The Neil Cowley Trio is the latest phase in a career that has been going for nearly all of Neil Cowley’s life. Classically trained as a child he soon turned to pop music, cutting his teeth on the London pub circuit. His break came with a four year stint in The Brand New Heavies. He went on to work widely as a composer and producer before forming The Neil Cowley Trio in 2006.
The trio has proved an ideal vehicle for Cowley’s love of improvisation and experimentation backed up with his classical training. The trio quickly picked up a BBC Jazz award in 2007 and their third album Radio Silence has met widespread critical acclaim.
Their performance at the Junction is everything you’d expect from such an accomplished group. Neil looks intent perched at the grand piano moving his fingers over the keys, staring at the empty music stand as if trying to remember how the tune goes. Whether he remembers or not the music builds in energy, shifting in mood and tempo. The other members, Richard Sadler on double bass and Evan Jenkins on drums provide a tight backing. Cowley and Evans seem to be competing at times trying to throw each other off with sharp stops and starts and tempo changes but nothing can undermine the synergy that has built up between the three players allowing the music to flow freely between a rich variety of jazz styles.
Between numbers Cowley is jocular with the audience berating his piano like a substandard band member “I think it came from Les Dawson’s attic,” he quips, demonstrating an out of tune key. The nickname Les Dawson sticks for the rest of the show.
It’s remarkable any of the keys are in working order by the end of the first set that culminates in a furious whirlwind of intricate runs, jackhammer chords as he bears down on the pedals as if trying to do an emergency break on a speeding juggernaut. The interval offers everyone a much needed chance to get their breath back.
The second set opens with catchy number His Nibs. Gerald, from the new album jumps and jolts playfully with fiendishly intricate licks. They oblige a couple of newly weds with a request for Pinball Number Count, a groovy number from the early days of Sesame Street.

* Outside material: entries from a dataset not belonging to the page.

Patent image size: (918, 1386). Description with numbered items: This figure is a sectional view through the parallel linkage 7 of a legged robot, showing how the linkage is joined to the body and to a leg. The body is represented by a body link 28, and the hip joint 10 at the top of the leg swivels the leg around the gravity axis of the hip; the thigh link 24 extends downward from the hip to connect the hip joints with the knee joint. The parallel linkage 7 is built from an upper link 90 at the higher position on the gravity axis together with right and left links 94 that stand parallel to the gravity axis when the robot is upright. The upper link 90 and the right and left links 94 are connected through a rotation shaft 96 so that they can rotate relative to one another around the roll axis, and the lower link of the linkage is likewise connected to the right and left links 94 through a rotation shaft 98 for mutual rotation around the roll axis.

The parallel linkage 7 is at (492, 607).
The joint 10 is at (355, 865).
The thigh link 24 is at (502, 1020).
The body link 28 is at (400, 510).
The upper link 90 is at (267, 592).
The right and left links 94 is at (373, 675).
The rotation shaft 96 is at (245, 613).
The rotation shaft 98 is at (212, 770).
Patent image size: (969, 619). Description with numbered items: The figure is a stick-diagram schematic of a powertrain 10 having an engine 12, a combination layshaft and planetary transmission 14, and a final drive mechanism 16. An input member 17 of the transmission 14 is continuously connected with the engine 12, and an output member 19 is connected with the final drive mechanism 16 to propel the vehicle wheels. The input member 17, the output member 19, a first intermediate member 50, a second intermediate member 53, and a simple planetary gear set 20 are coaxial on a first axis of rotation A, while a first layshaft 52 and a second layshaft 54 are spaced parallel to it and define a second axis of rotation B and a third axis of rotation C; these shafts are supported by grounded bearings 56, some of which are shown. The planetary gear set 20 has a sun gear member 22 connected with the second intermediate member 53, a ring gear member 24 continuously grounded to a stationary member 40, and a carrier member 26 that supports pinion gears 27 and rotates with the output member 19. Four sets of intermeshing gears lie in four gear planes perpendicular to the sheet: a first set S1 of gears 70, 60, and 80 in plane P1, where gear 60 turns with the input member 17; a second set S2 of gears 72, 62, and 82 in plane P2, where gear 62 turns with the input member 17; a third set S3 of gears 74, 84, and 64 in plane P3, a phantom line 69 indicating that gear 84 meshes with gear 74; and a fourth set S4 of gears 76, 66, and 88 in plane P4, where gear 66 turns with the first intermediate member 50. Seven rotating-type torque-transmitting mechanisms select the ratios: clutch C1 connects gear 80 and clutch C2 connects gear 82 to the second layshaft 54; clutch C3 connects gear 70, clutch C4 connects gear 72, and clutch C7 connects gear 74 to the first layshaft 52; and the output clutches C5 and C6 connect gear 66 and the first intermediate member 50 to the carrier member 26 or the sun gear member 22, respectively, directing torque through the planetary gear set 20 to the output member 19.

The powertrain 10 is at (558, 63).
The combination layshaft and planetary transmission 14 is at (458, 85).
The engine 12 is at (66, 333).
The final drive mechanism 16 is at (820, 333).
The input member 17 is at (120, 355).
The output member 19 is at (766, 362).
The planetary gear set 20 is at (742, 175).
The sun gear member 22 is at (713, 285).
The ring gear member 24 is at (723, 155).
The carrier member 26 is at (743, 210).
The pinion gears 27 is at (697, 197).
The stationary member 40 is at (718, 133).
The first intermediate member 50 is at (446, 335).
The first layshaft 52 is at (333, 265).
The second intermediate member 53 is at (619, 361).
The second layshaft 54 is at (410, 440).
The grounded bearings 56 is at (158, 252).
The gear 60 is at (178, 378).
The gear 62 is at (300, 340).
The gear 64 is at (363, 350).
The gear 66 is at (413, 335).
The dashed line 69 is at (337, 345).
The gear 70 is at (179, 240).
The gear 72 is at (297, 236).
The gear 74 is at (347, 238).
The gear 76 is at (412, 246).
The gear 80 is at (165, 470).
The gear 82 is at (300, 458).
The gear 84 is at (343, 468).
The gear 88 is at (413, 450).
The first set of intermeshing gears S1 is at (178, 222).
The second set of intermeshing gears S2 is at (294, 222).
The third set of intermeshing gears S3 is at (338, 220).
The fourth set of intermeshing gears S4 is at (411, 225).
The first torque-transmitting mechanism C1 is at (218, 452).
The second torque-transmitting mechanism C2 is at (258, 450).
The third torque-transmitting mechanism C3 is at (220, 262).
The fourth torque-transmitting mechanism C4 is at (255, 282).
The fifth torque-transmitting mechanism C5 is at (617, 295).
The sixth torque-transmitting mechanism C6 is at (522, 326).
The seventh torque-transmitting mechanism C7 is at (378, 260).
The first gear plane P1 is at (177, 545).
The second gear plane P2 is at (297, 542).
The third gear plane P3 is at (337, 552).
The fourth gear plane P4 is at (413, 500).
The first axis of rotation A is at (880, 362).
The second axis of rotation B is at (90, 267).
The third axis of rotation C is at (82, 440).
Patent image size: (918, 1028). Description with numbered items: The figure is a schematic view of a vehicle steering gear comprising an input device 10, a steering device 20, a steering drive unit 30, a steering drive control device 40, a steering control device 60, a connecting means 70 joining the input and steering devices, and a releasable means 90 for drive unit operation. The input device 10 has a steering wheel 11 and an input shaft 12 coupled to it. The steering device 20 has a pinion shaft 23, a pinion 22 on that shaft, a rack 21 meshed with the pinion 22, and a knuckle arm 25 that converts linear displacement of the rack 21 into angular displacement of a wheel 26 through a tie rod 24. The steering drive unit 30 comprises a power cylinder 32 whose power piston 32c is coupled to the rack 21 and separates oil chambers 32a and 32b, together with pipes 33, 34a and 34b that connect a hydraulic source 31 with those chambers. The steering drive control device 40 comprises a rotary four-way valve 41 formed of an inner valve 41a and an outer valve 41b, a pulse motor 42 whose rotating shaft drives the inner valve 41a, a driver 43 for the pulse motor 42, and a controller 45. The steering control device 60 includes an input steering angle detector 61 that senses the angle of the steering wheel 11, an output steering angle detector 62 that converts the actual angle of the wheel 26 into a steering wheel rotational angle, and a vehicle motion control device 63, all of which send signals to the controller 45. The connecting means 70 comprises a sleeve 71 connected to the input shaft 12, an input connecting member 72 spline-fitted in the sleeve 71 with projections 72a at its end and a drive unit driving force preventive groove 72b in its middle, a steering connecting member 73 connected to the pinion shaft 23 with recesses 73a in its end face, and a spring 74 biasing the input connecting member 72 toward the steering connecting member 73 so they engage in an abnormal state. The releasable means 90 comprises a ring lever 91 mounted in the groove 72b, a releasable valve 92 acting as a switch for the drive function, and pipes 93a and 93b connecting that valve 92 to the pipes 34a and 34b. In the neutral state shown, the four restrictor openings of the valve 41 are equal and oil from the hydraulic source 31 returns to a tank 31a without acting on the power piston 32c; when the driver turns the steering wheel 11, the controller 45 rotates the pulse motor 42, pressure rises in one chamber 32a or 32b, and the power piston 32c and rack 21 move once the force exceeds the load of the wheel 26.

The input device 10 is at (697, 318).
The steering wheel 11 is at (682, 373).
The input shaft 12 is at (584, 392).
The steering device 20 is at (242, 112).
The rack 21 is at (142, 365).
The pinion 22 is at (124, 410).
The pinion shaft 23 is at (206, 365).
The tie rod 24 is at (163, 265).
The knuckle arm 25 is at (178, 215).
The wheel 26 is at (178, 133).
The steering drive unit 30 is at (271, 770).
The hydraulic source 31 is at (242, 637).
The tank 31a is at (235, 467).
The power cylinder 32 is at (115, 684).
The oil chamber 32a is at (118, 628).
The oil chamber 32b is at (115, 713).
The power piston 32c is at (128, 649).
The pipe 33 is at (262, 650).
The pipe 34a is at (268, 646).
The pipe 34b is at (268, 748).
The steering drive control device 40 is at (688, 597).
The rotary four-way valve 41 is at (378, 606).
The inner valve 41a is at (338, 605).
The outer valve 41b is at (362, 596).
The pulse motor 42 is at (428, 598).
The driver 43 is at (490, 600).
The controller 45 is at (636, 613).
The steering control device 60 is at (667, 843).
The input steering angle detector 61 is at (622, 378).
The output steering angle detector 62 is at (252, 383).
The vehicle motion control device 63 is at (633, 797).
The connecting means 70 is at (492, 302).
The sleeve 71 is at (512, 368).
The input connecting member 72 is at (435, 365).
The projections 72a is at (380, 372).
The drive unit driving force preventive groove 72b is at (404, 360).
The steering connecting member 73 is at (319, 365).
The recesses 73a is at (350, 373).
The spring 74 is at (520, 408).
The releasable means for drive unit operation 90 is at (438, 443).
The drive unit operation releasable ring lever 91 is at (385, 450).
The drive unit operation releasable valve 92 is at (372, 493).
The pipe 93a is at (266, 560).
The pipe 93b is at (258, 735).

For all their imagination and energy their records may be filed under specialist but as a live act they can engage a much wider audience with great rapport and sense of humour. The trio thrive on stage and Cowley’s compositions burst with a passion and spontaneity that doesn’t come across on record. They deliver a captivating show and finish early, leaving the audience with an appetite for their music not yet satisfied.